During all of our apartment hopping since coming to The City, we had a very brief stay in a little two-bedroom in East Harlem.
"Apartment Five" had its perks and detriments, like all the places we'd stayed.
It was a third-floor walk up. Let me tell you, Henry gets MIGHTY heavy after all those stairs when you're also dragging a very reluctant 2-year-old and coaching a distracted 4-year-old up the stairs. Nevermind the stroller.
But, it had a washer and dryer IN the unit! It was such a pleasure to open that little closet and see that little stacker-machine ready to turn my dirties into nice crisp piles all in ONE PLACE. Sigh.
But, there seemed to be an endless supply of cockroaches. And there weren't enough beds for everyone, so we had to get REALLY creative.
But...there were lots of super cool toys for the kids to play with. It was such a joy to hear them using their imaginations with each other, and they never got bored (unlike the place we are, now).
So we're learning that nothing is ever truly ideal, and everything is a series of compromises. You just have to find something that has the kind of benefits that make you look more gently on the detriments.
I am happy to haul the weekly laundry to the basement in favor of the safety of barred windows, that sort of thing.
So the third-floor walk-up was a compromise, but sure beat sleeping on the subway.
Two days into our stay, I walked into the bathroom to find a flood. It looked like an over-sized water-balloon filled with yellow sludge-water had exploded and coated everything.
And on the ceiling were suspicious paint-bubble-water-pods.
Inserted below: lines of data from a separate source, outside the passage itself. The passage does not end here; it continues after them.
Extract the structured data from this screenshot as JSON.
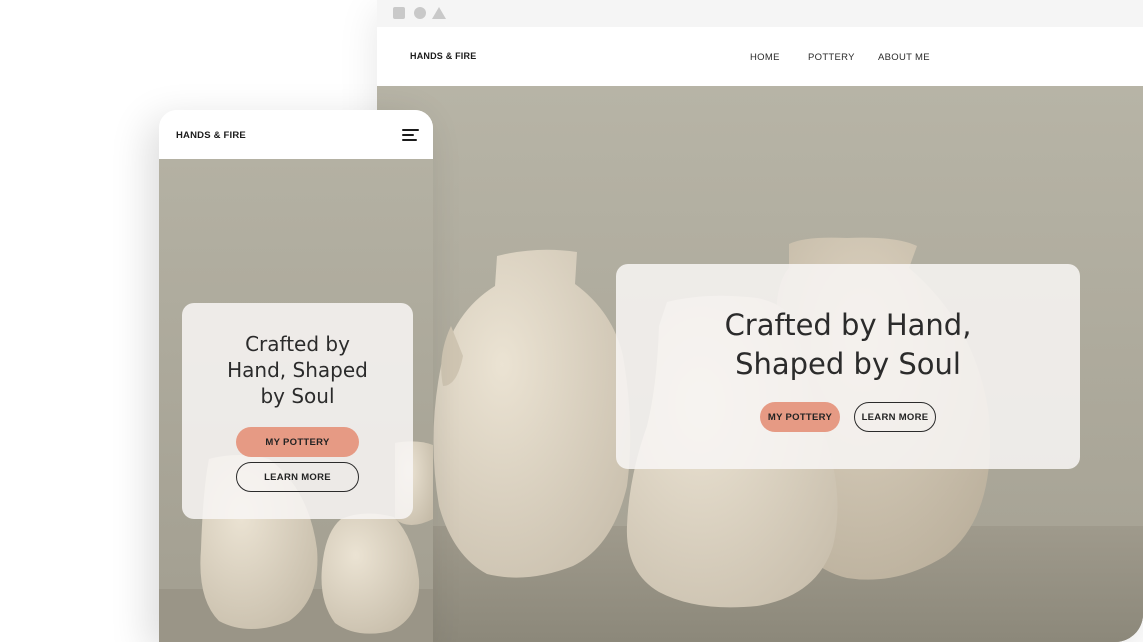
{
  "desktop": {
    "nav": {
      "brand": "HANDS & FIRE",
      "links": [
        "HOME",
        "POTTERY",
        "ABOUT ME"
      ]
    },
    "hero": {
      "headline_line1": "Crafted by Hand,",
      "headline_line2": "Shaped by Soul",
      "primary_button": "MY POTTERY",
      "secondary_button": "LEARN MORE"
    }
  },
  "mobile": {
    "nav": {
      "brand": "HANDS & FIRE"
    },
    "hero": {
      "headline_line1": "Crafted by",
      "headline_line2": "Hand, Shaped",
      "headline_line3": "by Soul",
      "primary_button": "MY POTTERY",
      "secondary_button": "LEARN MORE"
    }
  },
  "colors": {
    "accent": "#e69a84",
    "text": "#2b2b2b",
    "hero_background": "#aeab9d",
    "pottery": "#e3dac8"
  },
  "icons": [
    "window-square-icon",
    "window-circle-icon",
    "window-triangle-icon",
    "hamburger-menu-icon"
  ]
}
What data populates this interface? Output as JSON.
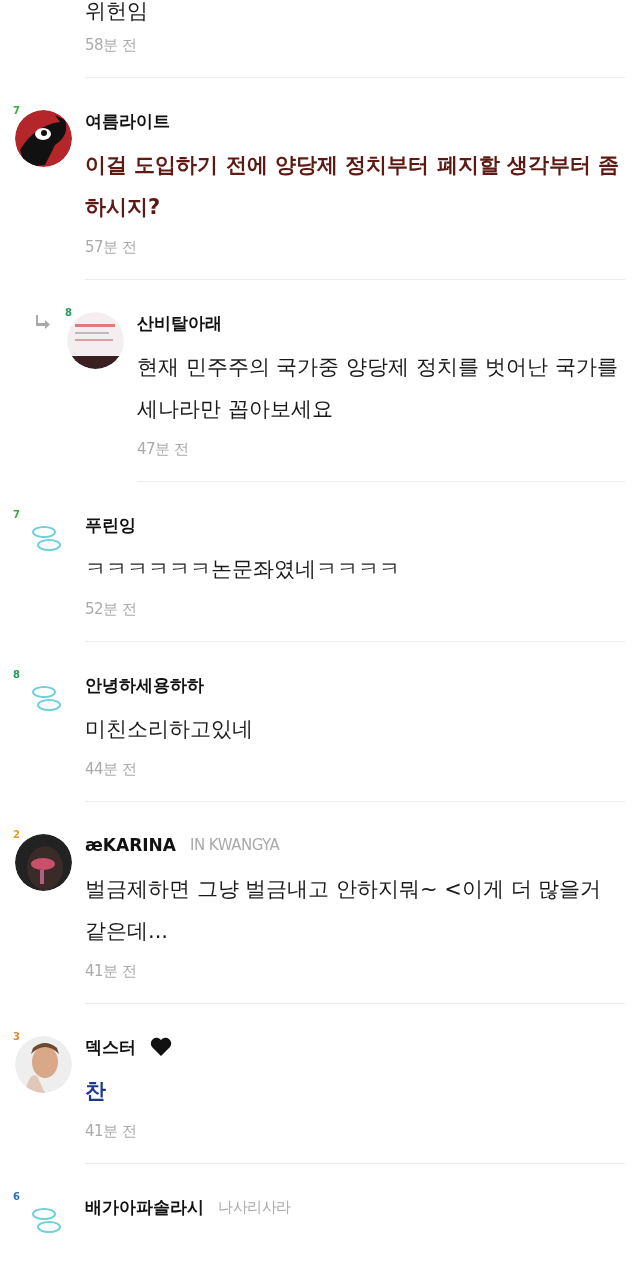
{
  "comments": [
    {
      "reply": false,
      "body": {
        "text": "위헌임"
      },
      "time": "58분 전"
    },
    {
      "reply": false,
      "name": "여름라이트",
      "badge": {
        "text": "7",
        "color": "#3cae3c"
      },
      "body": {
        "text": "이걸 도입하기 전에 양당제 정치부터 폐지할 생각부터 좀 하시지?",
        "color": "#5c1a12"
      },
      "time": "57분 전"
    },
    {
      "reply": true,
      "name": "산비탈아래",
      "badge": {
        "text": "8",
        "color": "#1f9a5a"
      },
      "body": {
        "text": "현재 민주주의 국가중 양당제 정치를 벗어난 국가를 세나라만 꼽아보세요"
      },
      "time": "47분 전"
    },
    {
      "reply": false,
      "name": "푸린잉",
      "badge": {
        "text": "7",
        "color": "#3cae3c"
      },
      "avatar": {
        "kind": "default"
      },
      "body": {
        "text": "ㅋㅋㅋㅋㅋㅋ논문좌였네ㅋㅋㅋㅋ"
      },
      "time": "52분 전"
    },
    {
      "reply": false,
      "name": "안녕하세용하하",
      "badge": {
        "text": "8",
        "color": "#1f9a5a"
      },
      "avatar": {
        "kind": "default"
      },
      "body": {
        "text": "미친소리하고있네"
      },
      "time": "44분 전"
    },
    {
      "reply": false,
      "name": "æKARINA",
      "tag": "IN KWANGYA",
      "badge": {
        "text": "2",
        "color": "#e0a020"
      },
      "body": {
        "text": "벌금제하면 그냥 벌금내고 안하지뭐~ <이게 더 많을거 같은데..."
      },
      "time": "41분 전"
    },
    {
      "reply": false,
      "name": "덱스터",
      "heart": true,
      "badge": {
        "text": "3",
        "color": "#e08a30"
      },
      "body": {
        "text": "찬",
        "color": "#1d3a8a"
      },
      "time": "41분 전"
    },
    {
      "reply": false,
      "name": "배가아파솔라시",
      "tag": "나사리사라",
      "badge": {
        "text": "6",
        "color": "#2a6fc0"
      },
      "avatar": {
        "kind": "default"
      }
    }
  ]
}
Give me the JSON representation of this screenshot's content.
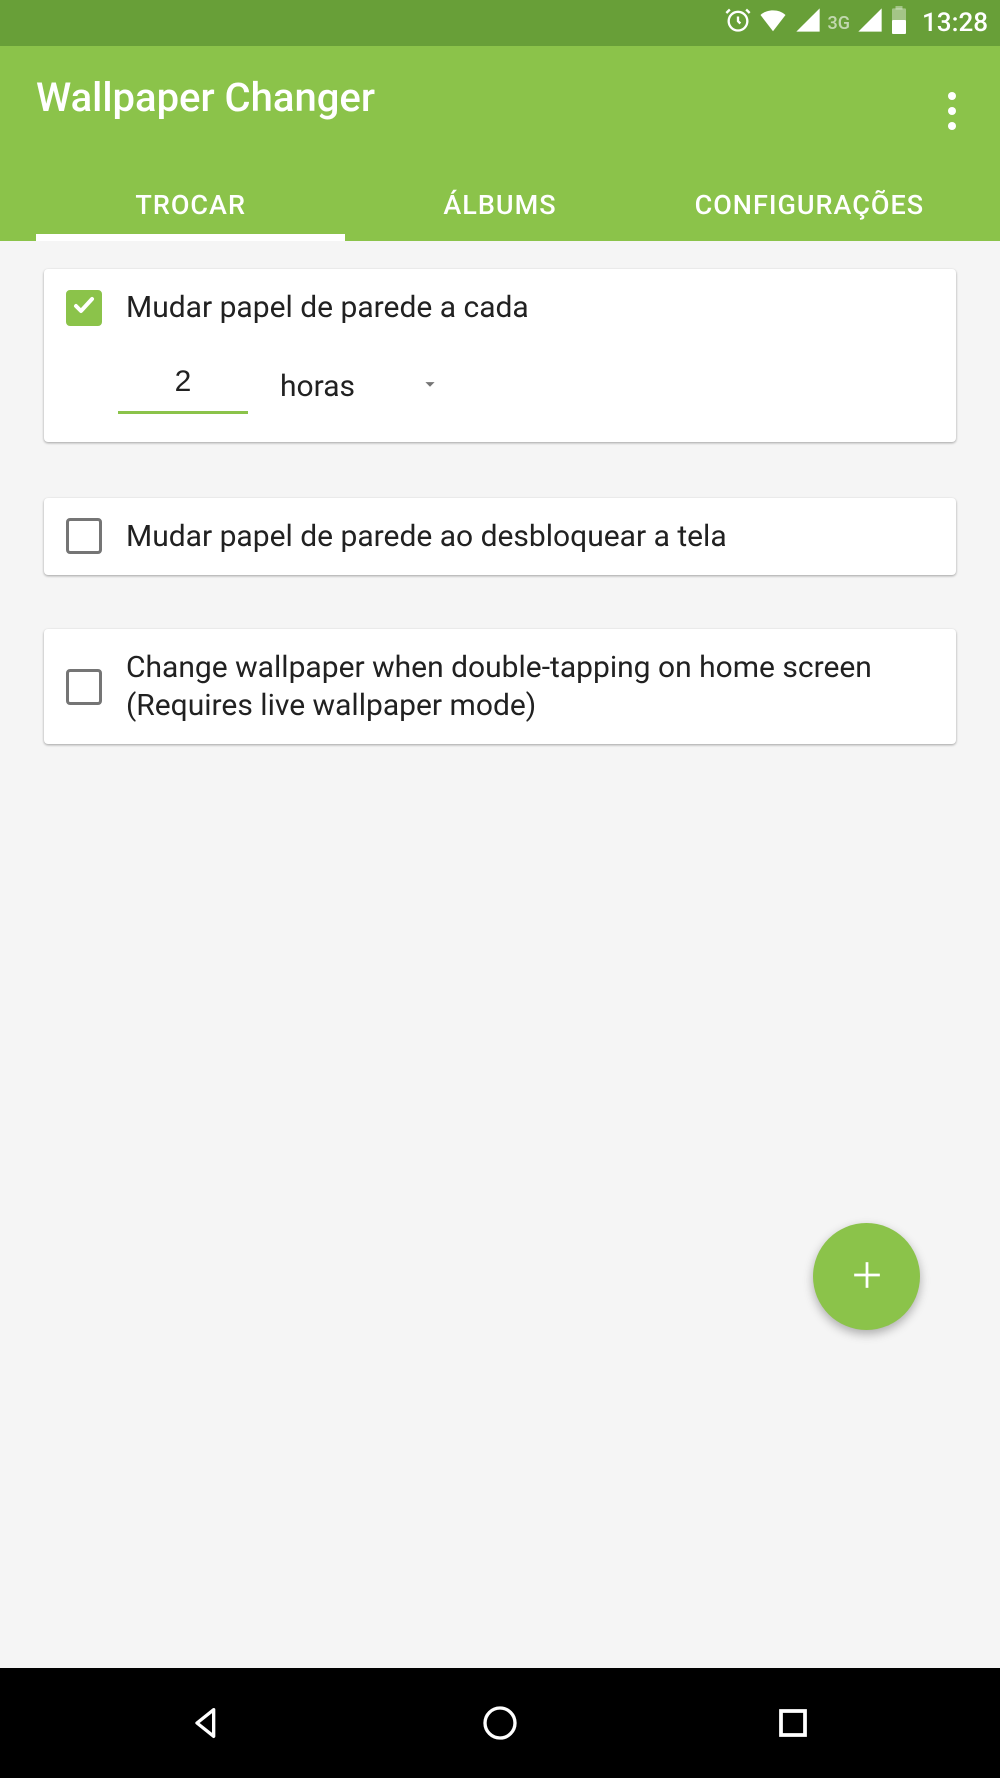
{
  "status_bar": {
    "time": "13:28",
    "network_label": "3G"
  },
  "header": {
    "title": "Wallpaper Changer"
  },
  "tabs": {
    "items": [
      {
        "label": "TROCAR",
        "active": true
      },
      {
        "label": "ÁLBUMS",
        "active": false
      },
      {
        "label": "CONFIGURAÇÕES",
        "active": false
      }
    ]
  },
  "cards": {
    "change_every": {
      "checked": true,
      "label": "Mudar papel de parede a cada",
      "interval_value": "2",
      "interval_unit": "horas"
    },
    "change_on_unlock": {
      "checked": false,
      "label": "Mudar papel de parede ao desbloquear a tela"
    },
    "change_on_doubletap": {
      "checked": false,
      "label": "Change wallpaper when double-tapping on home screen (Requires live wallpaper mode)"
    }
  },
  "colors": {
    "primary": "#8bc34a",
    "primary_dark": "#689f38",
    "background": "#f5f5f5"
  }
}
You've seen 'em before, you know what I mean.
I immediately contacted the apartment owners (who were on vacation) to tell them what happened and get the name of their super.
They told me that leaks happen all the time, and not to worry about it, and they'd take care of it when they got back.
I told them it was yellow water, that there were pods in the ceiling, are you suuure?
They were sure.
So I put bowls beneath the places that were still dripping, and resolved to "watch it".
Returning home late that evening after picking Lizzie up from the airport (yay!), I told the kids to go brush their teeth. I ran ahead to make sure another water bomb hadn't happened (I sanitized the dickens out of that bathroom, and STILL didn't feel like it was clean enough. I even bought everyone new toothbrushes, just in case) - I still felt squidgy about the whole thing, but I certainly wasn't expecting this:
I couldn't even open the door, the floor was covered in rubble.
So I did what any rational woman would do in this situation. I screamed for Bill.
What ensued was a very exciting 24 hours. Happily, the Land-lady was the good kind, and the entire thing was fixed by the next evening.
I scrubbed that bathroom 4 times (our lovely hosts are expecting their second, and I was determined they would come home to a problem-free home), but I STILL don't feel like it's completely clean. Even the walls were coated by the dust of ceiling-debris.
But there's only so many times one can swiffer a floor (I love swiffer).
And that is the story of the shortest and most hazardous of our sublets.